Belk and his team snip the DNA and allow the cell of interest to die. They’ve already done it in lab conditions.
“Our idea is to first kill the pathogens, then kill bacteria with genes resistant to antibiotics, leaving a community of bacteria that is healthy for the organisms, animals and humans,” Belk says.
Rather than kill all of these bacteria, the goal is to kill enough of them to shift the population of bacteria. They’re going to use a phage delivery system, by which a virus carrying the guide RNA and gene splicing shears invades the targeted bacteria. In practical terms, this could be as simple as a feed additive.
Belk explains the approach also could be used to rid the microbiome of all genes resistant to, say, the 15-20 most medically important antibiotics, in order to preserve their use.
“This is truly paradigm shifting,” Belk says. “You have to start thinking about ecologies instead of individual organisms.”
What was previously thought to be the target becomes something else.
“E. coli 0157:H7 isn’t a problem,” Belk explains. “The problem is the genes within that organism that produce proteins that make people sick.”
No antibiotic-resistant genes found in beef
Along the way, CSU efforts are also aimed at documenting to what degree, if any, beef from cattle receiving antibiotics could contribute to antibiotic resistance in humans.

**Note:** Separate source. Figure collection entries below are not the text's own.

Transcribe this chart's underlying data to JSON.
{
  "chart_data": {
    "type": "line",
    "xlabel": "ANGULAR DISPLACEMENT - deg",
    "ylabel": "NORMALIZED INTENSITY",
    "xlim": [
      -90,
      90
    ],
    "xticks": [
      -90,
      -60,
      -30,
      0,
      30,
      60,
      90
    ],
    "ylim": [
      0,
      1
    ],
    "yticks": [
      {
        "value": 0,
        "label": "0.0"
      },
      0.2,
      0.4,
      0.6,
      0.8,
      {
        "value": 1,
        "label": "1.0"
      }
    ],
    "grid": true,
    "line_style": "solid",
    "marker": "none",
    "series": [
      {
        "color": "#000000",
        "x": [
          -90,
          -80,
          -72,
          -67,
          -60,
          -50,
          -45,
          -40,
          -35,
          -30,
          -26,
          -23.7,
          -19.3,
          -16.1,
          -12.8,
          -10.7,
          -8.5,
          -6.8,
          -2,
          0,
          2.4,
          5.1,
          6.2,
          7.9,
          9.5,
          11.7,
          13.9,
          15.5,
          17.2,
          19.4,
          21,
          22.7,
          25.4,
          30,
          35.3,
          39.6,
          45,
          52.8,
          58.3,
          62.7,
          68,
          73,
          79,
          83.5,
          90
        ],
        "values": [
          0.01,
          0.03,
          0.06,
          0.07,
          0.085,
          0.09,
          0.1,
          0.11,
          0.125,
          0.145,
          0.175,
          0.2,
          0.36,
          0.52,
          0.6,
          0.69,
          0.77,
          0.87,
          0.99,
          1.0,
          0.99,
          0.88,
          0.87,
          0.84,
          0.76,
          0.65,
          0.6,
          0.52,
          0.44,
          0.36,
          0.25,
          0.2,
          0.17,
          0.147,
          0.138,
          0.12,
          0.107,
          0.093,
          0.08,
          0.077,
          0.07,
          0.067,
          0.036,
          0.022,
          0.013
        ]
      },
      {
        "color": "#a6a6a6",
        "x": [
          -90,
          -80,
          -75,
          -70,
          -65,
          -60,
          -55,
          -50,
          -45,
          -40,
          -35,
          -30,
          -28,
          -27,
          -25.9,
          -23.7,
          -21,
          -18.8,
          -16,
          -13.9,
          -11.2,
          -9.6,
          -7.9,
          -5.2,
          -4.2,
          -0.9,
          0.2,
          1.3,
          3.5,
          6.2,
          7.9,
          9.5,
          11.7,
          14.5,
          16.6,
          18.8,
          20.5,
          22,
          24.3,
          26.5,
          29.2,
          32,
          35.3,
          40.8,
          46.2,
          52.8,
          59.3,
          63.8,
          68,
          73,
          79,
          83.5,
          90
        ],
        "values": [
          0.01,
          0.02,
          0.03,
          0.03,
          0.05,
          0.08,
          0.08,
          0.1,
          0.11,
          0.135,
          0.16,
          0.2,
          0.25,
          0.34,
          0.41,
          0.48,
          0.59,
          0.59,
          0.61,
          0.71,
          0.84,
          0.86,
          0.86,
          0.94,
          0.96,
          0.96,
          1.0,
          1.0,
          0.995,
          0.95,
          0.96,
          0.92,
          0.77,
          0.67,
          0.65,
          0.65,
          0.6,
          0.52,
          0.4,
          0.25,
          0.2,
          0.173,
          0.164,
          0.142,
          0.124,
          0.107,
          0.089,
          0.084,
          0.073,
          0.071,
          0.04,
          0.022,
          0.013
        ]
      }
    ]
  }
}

In a first-of-its-kind study completed in 2016, called Resistome Diversity in Cattle, Colorado State University meat scientist Keith Belk and Paul Morley, a CSU veterinary internal medicine specialist and epidemiologist, along with other CSU researchers, began tracking antibiotic resistance through the beef production process by looking at transmission through meat products and environmental effluents.
In sum, they found antimicrobial resistant (AMR) genes in the feedlot (in feces) where cattle were fed, on the trucks that hauled them, in water of holding pens and at the packing house.
However Belk explains, “In this particular study, with the sensitivity available to us, we couldn’t find a single, solitary AMR gene in the meat product leaving the packing plant, going to consumers.”
That’s not saying there are none. It does suggest that meat from cattle receiving antibiotics, as a conduit to passing along resistance to humans, is negligible.
“Where we do believe it could be a problem is how we disseminate those genetics into the environment,” Belk says. “When we look at the genetics for microbial resistance in feedyards, we’ll always find tetracycline at a predominant level.”
Did cattle feeders create tetracycline resistance in treating to reduce those liver abscesses referenced in the main story?
"That’s absolutely not what happened. What happened was that a tetracycline-resistant gene occurred in a mutation eons ago, but because we selected for it over time with long periods of treatment, it ended up becoming the predominant microbiological genome,” Belk says.
By the same token, in other research antimicrobial resistance in cattle administered metaphylaxis was no different 26 days later than before treatment.